The Russian economy is also doing well. The government raised its 2011 estimate for GDP growth to 4% in January, but analysts almost universally predict growth will top at least 5% this year - not bad for a middle-income country. Strong growth "opens up good opportunities for us to become a safe haven again amid the problems in Europe and the ongoing stagnation in the USA," says Elena Matrosova, director of the Center for Macroeconomic Research at BDO Group in Russia.

Foreign investment is returning. The all-important foreign direct investment topped $40bn - regaining the 2006 level - after a terrible year in 2009, but still half of the $80bn recorded at the 2008 peak. However, while the volume of investment is down, the size of the deals is going up: BP invested $1.5bn in a tie-up with state-owned oil major Rosneft; clearly, BP has an eye on the huge untapped oil reserves in the Arctic in a world where the discovery of new reserves is lagging behind oil production. More significant was PepsiCo's takeover of Wimm-Bill-Dann, Russia's biggest dairy maker, also for $1.5bn in 2010 - the biggest takeover deal in Russia's modern history. Like BP, Pepsi is eyeing Russia's massive untapped resources, except in this case it is the 142m strong consumer market - half as big again as the German market, the second biggest in Europe.

Unexpectedly strong oil prices (topping $90 in January) have meant the state finances in 2010 did a lot better than expected, with the budget deficit coming in at 3.8% at the end of 2010 - a lot better than the 6-7% expected at the start of the year. The numbers were so strong that Deputy Prime Minister and Finance Minister Alexei Kudrin said in January that Russia wouldn't in fact spend all of its rainy-day reserve fund this year contrary to expectations.

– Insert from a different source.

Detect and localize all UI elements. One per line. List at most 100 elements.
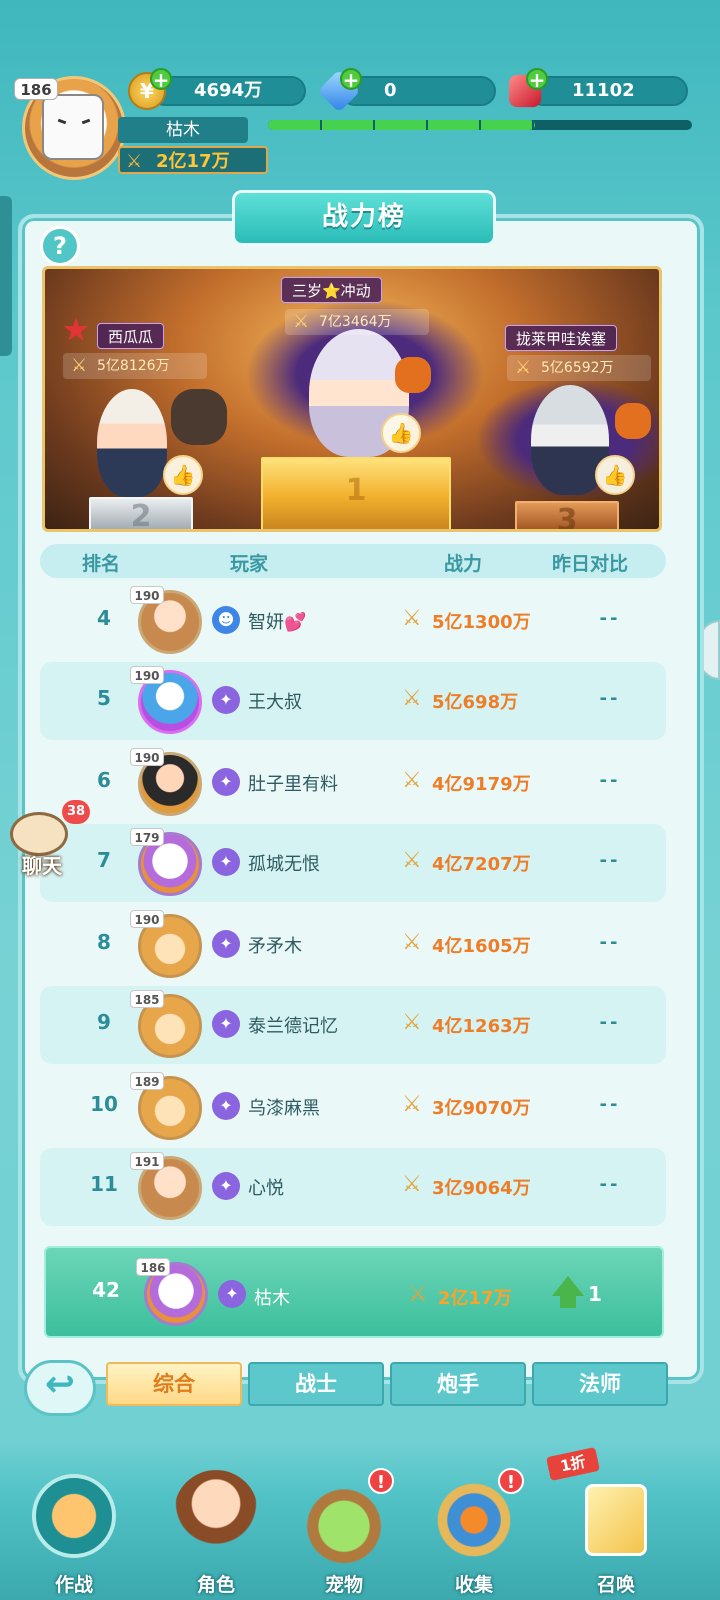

However, the key number is the state's external debt, which is a ridiculously low 17% of GDP - against the triple digits that most developed world economies are sporting. Put another way: for each dollar of external debt the economy has (including corporate debt), the state has $1.20 of cash reserves.

Port in a storm

With the effects of the global fiscal stimulus waning and the next stage of the sovereign debt crisis unfolding, new storm clouds are gathering and safe havens are likely to be in great demand this year.

In Europe, Spain and Portugal have to raise tens of billions of euros this year simply to roll over existing debt - it is not clear that they will manage it (although both cash-rich Russia and China have said they will buy their bonds if the price is right).

In the US, things are looking even worse. Investors fled municipal bonds in December, driving up the cost of borrowing and driving state after state into deficit. Currently, well over half of the 50 states are unable to meet their obligations and the government is due to pass a bill enabling them to go bankrupt - no American state has ever gone bust.

Russia was briefly hailed as a safe haven as the world began reeling from the US subprime mortgage crisis in 2007, but following Lehman Brothers collapse in September 2008, its weaknesses - such as the huge corporate indebtedness of Russia's biggest firms - were exposed and the economy was brought to a standstill.

The crisis has squeezed Russian debt dry and this time round if there is a fresh credit crunch, Russia is much better equipped to deal with it. Indeed, a safe haven image becomes a self-fulfilling prophesy, as the more money you attract, the better you are able to weather the storm. It is already clear that the biggest danger Russia faces this year is inflation, driven up by the arrival of "hot money" from the developed world and asset price bubble as investors find they have few places to go.